これまでのところ、トヨタのハイブリッド技術の供与を受けたのは、マツダ(アクセラ・ハイブリッド)、スバル(北米専用のXVハイブリッド)で、今後はスズキが搭載することが決まっている。つまり業務提携を結んでいるトヨタ圏の自動車メーカーがTHS-IIを使用したわけだが、今後は垣根を超えてグローバルに提供するとしている。

もちろん、今回はトヨタ・ハイブリッドシステムだけという形だけではなく、ハイブリッド車からEV、燃料電池車まで幅広く使用できるPCUの単体でも供給するという。トヨタのPCUは従来は広瀬工場、デンソーで生産していたが、今後はデンソー製に一本化し、さらに大幅な量産体制に取り組むことで、コスト低減も想定している。

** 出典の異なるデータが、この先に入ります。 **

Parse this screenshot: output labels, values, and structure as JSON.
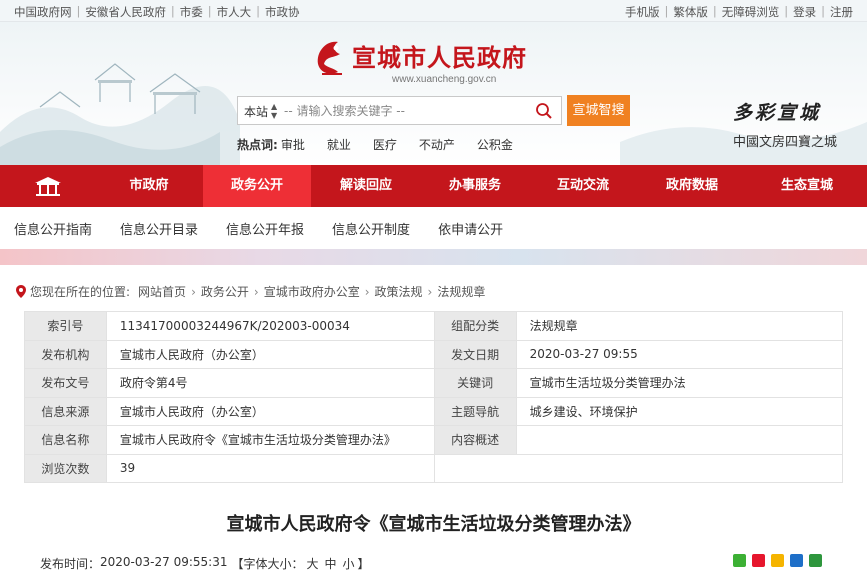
{
  "topbar": {
    "left_links": [
      "中国政府网",
      "安徽省人民政府",
      "市委",
      "市人大",
      "市政协"
    ],
    "right_links": [
      "手机版",
      "繁体版",
      "无障碍浏览",
      "登录",
      "注册"
    ]
  },
  "header": {
    "site_title": "宣城市人民政府",
    "site_domain": "www.xuancheng.gov.cn",
    "search": {
      "scope": "本站",
      "placeholder": "-- 请输入搜索关键字 --",
      "smart_button": "宣城智搜"
    },
    "hot": {
      "label": "热点词:",
      "items": [
        "审批",
        "就业",
        "医疗",
        "不动产",
        "公积金"
      ]
    },
    "slogan_main": "多彩宣城",
    "slogan_sub": "中國文房四寶之城"
  },
  "main_nav": {
    "items": [
      "市政府",
      "政务公开",
      "解读回应",
      "办事服务",
      "互动交流",
      "政府数据",
      "生态宣城"
    ],
    "active": "政务公开"
  },
  "sub_nav": {
    "items": [
      "信息公开指南",
      "信息公开目录",
      "信息公开年报",
      "信息公开制度",
      "依申请公开"
    ]
  },
  "breadcrumb": {
    "label": "您现在所在的位置:",
    "items": [
      "网站首页",
      "政务公开",
      "宣城市政府办公室",
      "政策法规",
      "法规规章"
    ]
  },
  "info": {
    "rows": [
      {
        "k1": "索引号",
        "v1": "11341700003244967K/202003-00034",
        "k2": "组配分类",
        "v2": "法规规章"
      },
      {
        "k1": "发布机构",
        "v1": "宣城市人民政府（办公室）",
        "k2": "发文日期",
        "v2": "2020-03-27 09:55"
      },
      {
        "k1": "发布文号",
        "v1": "政府令第4号",
        "k2": "关键词",
        "v2": "宣城市生活垃圾分类管理办法"
      },
      {
        "k1": "信息来源",
        "v1": "宣城市人民政府（办公室）",
        "k2": "主题导航",
        "v2": "城乡建设、环境保护"
      },
      {
        "k1": "信息名称",
        "v1": "宣城市人民政府令《宣城市生活垃圾分类管理办法》",
        "k2": "内容概述",
        "v2": ""
      },
      {
        "k1": "浏览次数",
        "v1": "39"
      }
    ]
  },
  "document": {
    "title": "宣城市人民政府令《宣城市生活垃圾分类管理办法》",
    "publish_label": "发布时间：",
    "publish_time": "2020-03-27 09:55:31",
    "font_size_label": "【字体大小：",
    "font_sizes": [
      "大",
      "中",
      "小"
    ],
    "font_size_end": "】"
  },
  "colors": {
    "brand_red": "#c4161c",
    "nav_active": "#ee2f36",
    "search_orange": "#f08121"
  },
  "share_icons": [
    "wechat-icon",
    "weibo-icon",
    "qzone-icon",
    "renren-icon",
    "douban-icon"
  ]
}
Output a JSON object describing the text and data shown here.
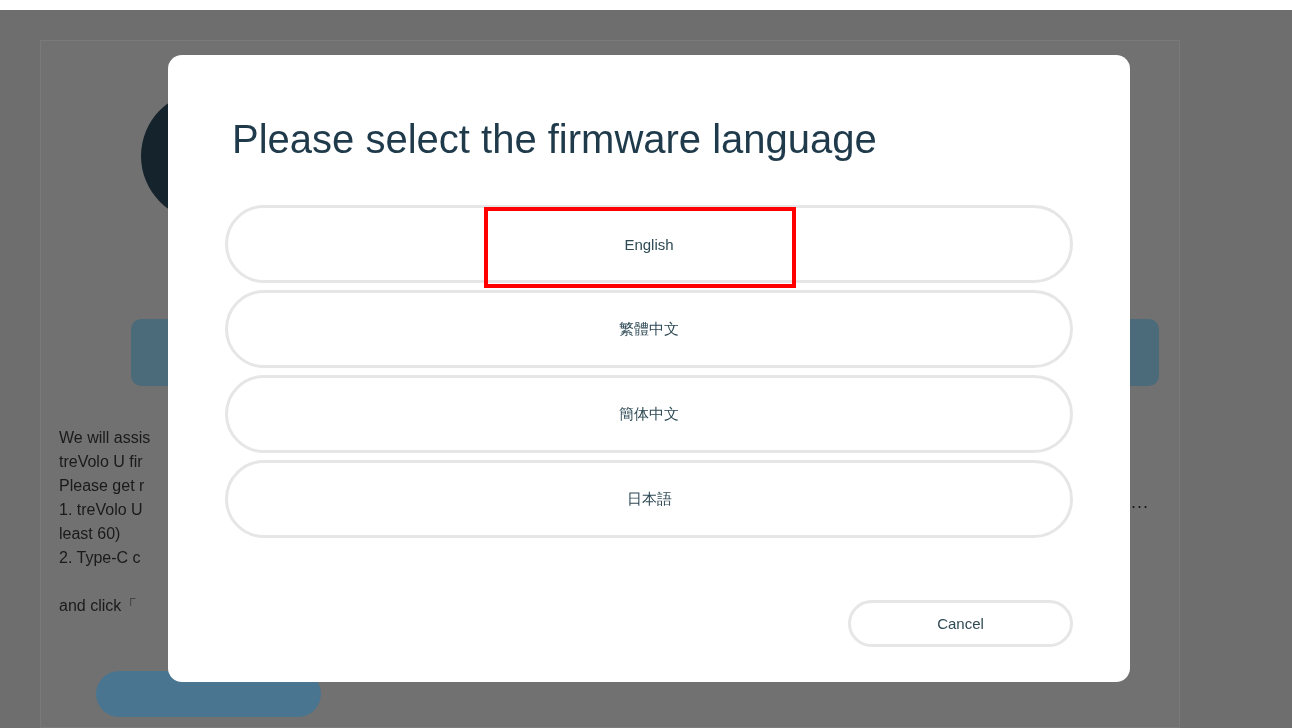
{
  "background": {
    "intro_lines": [
      "We will assis",
      "treVolo U fir",
      "Please get r",
      "1. treVolo U",
      "least 60)",
      "2. Type-C c"
    ],
    "action_line": "and click「",
    "trailing_dots": "..."
  },
  "dialog": {
    "title": "Please select the firmware language",
    "options": [
      {
        "label": "English",
        "highlighted": true
      },
      {
        "label": "繁體中文",
        "highlighted": false
      },
      {
        "label": "簡体中文",
        "highlighted": false
      },
      {
        "label": "日本語",
        "highlighted": false
      }
    ],
    "cancel": "Cancel"
  }
}
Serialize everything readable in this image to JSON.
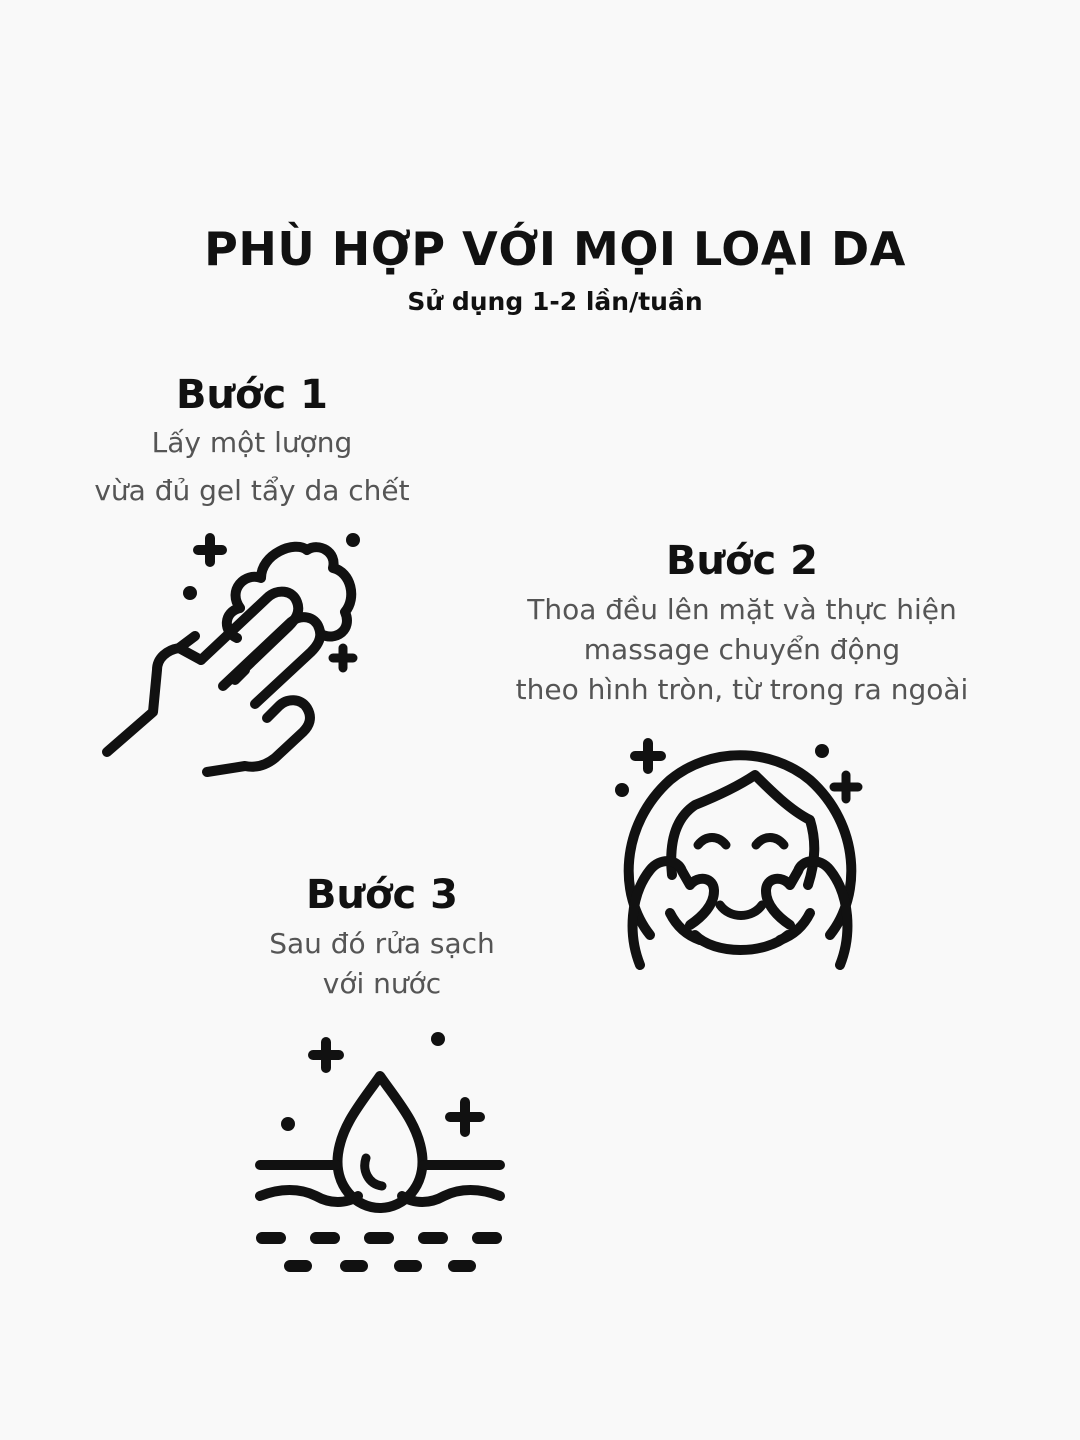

一方で、今回の無償使用権の中にはバッテリーは含まれていない。トヨタによれば、パナソニックとの合弁によりリチウムイオン・バッテリーの開発、生産の途上にあるため、これは今後考えるという。

今回の発表は画期的ではあるが、既存の大手の自動車メーカーはすでにそれぞれの戦略で電動化技術に取り組んでおり、新たにトヨタのシステムを導入することが想定されるのは電動化技術の開発に取り組みが遅れた自動車メーカー、スタートアップ企業などに限られると考えられる。